I have a difference equation $$ p_t^{1-\alpha}=\alpha\sigma(y-p_t-\frac{(\sigma p_{t-1}^\alpha+b)p_t^{1-\alpha}}{\alpha\sigma}) $$ where $\alpha \in [0,1]$ and everything else is >0.
I need to prove that this equation has unique steady state.
This is what I have done so far;
Simplified the expression to write it in the closed form as follows; $$ p_{t-1}=\left[\frac{\alpha y}{p_{t}^{1-\alpha}}-\alpha p_{t}^{\alpha}-\frac{a+1}{\sigma}\right]^{1/\alpha} $$ Substituted $p_{t-1}=p_t=\overline{p}$ in the closed form, this gave. $$ \overline{p}^{\alpha}=\alpha y\overline{p}^{\alpha-1}- \alpha\overline{p}^{\alpha}-\frac{a+1}{\sigma} $$ I'm stuck here. How can I prove that $\overline{p}$ has a unique solution?

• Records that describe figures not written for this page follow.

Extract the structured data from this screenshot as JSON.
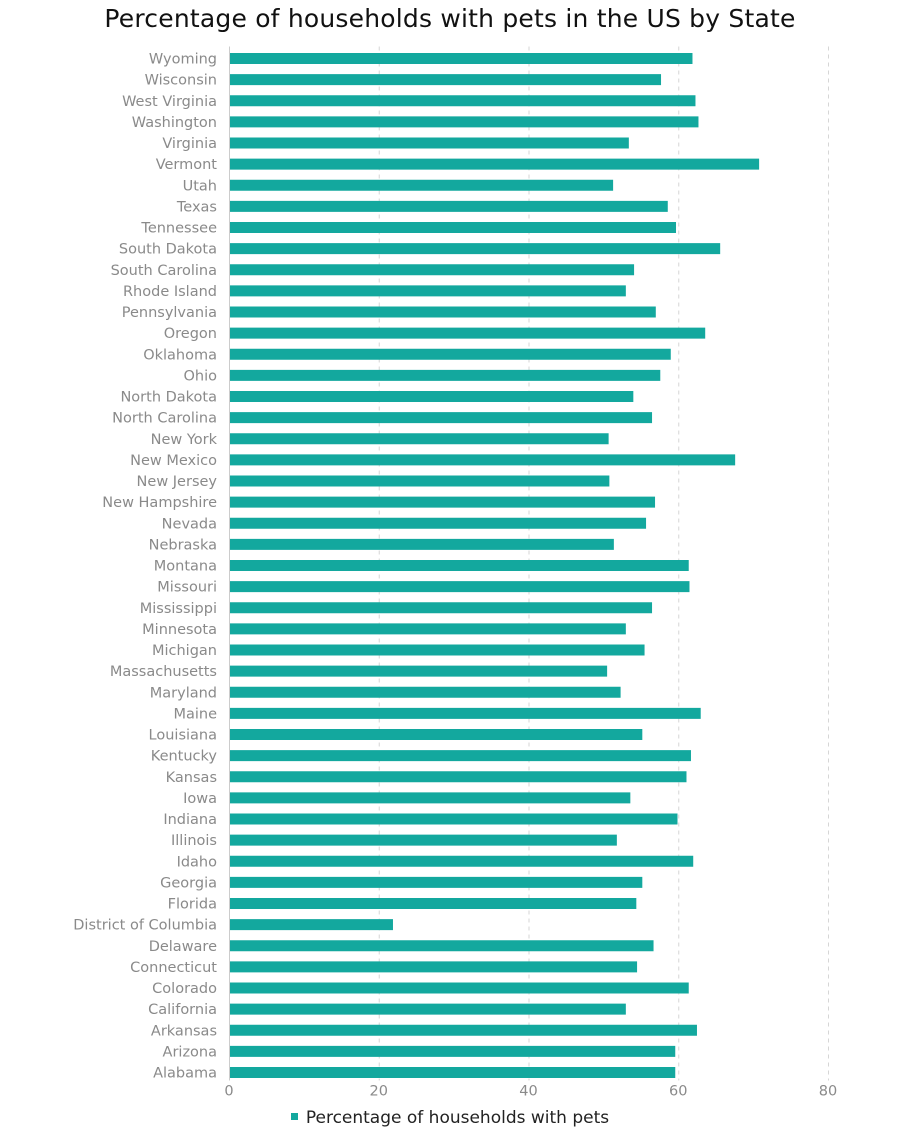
{
  "chart_data": {
    "type": "bar",
    "orientation": "horizontal",
    "title": "Percentage of households with pets in the US by State",
    "xlabel": "",
    "ylabel": "",
    "xlim": [
      0,
      80
    ],
    "x_ticks": [
      "0",
      "20",
      "40",
      "60",
      "80"
    ],
    "grid": "vertical-dashed",
    "legend_position": "bottom",
    "bar_color": "#13a89e",
    "categories": [
      "Wyoming",
      "Wisconsin",
      "West Virginia",
      "Washington",
      "Virginia",
      "Vermont",
      "Utah",
      "Texas",
      "Tennessee",
      "South Dakota",
      "South Carolina",
      "Rhode Island",
      "Pennsylvania",
      "Oregon",
      "Oklahoma",
      "Ohio",
      "North Dakota",
      "North Carolina",
      "New York",
      "New Mexico",
      "New Jersey",
      "New Hampshire",
      "Nevada",
      "Nebraska",
      "Montana",
      "Missouri",
      "Mississippi",
      "Minnesota",
      "Michigan",
      "Massachusetts",
      "Maryland",
      "Maine",
      "Louisiana",
      "Kentucky",
      "Kansas",
      "Iowa",
      "Indiana",
      "Illinois",
      "Idaho",
      "Georgia",
      "Florida",
      "District of Columbia",
      "Delaware",
      "Connecticut",
      "Colorado",
      "California",
      "Arkansas",
      "Arizona",
      "Alabama"
    ],
    "series": [
      {
        "name": "Percentage of households with pets",
        "values": [
          61.9,
          57.7,
          62.3,
          62.7,
          53.4,
          70.8,
          51.3,
          58.6,
          59.7,
          65.6,
          54.1,
          53.0,
          57.0,
          63.6,
          59.0,
          57.6,
          54.0,
          56.5,
          50.7,
          67.6,
          50.8,
          56.9,
          55.7,
          51.4,
          61.4,
          61.5,
          56.5,
          53.0,
          55.5,
          50.5,
          52.3,
          63.0,
          55.2,
          61.7,
          61.1,
          53.6,
          59.9,
          51.8,
          62.0,
          55.2,
          54.4,
          21.9,
          56.7,
          54.5,
          61.4,
          53.0,
          62.5,
          59.6,
          59.6
        ]
      }
    ]
  }
}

Well, what you want to study is the existence of solutions for $$ f(p;\alpha) = (1+\alpha)p^{\alpha} - \alpha y p^{\alpha-1} = - \frac{a+1}{\sigma}. $$ Where, as you've said, $\alpha \in [0,1]$, $y,\,a,\,\sigma >0$. First, is clear that for $\alpha = 0$, there is no solution for $p>0$ (why?). If $\alpha = 1$, then there is a solution if and only if $\alpha y - \frac{a+1}{\sigma} > 0$$.
Now, let $\alpha \in (0,1)$. $$ \text{What can you say about } \lim_{p\to -\infty} f(p;\alpha) \,\text{ and } \lim_{p\to \infty} f(p;\alpha)\text{?} $$ $$ \text{What about }f'(p;\alpha)\text{?} $$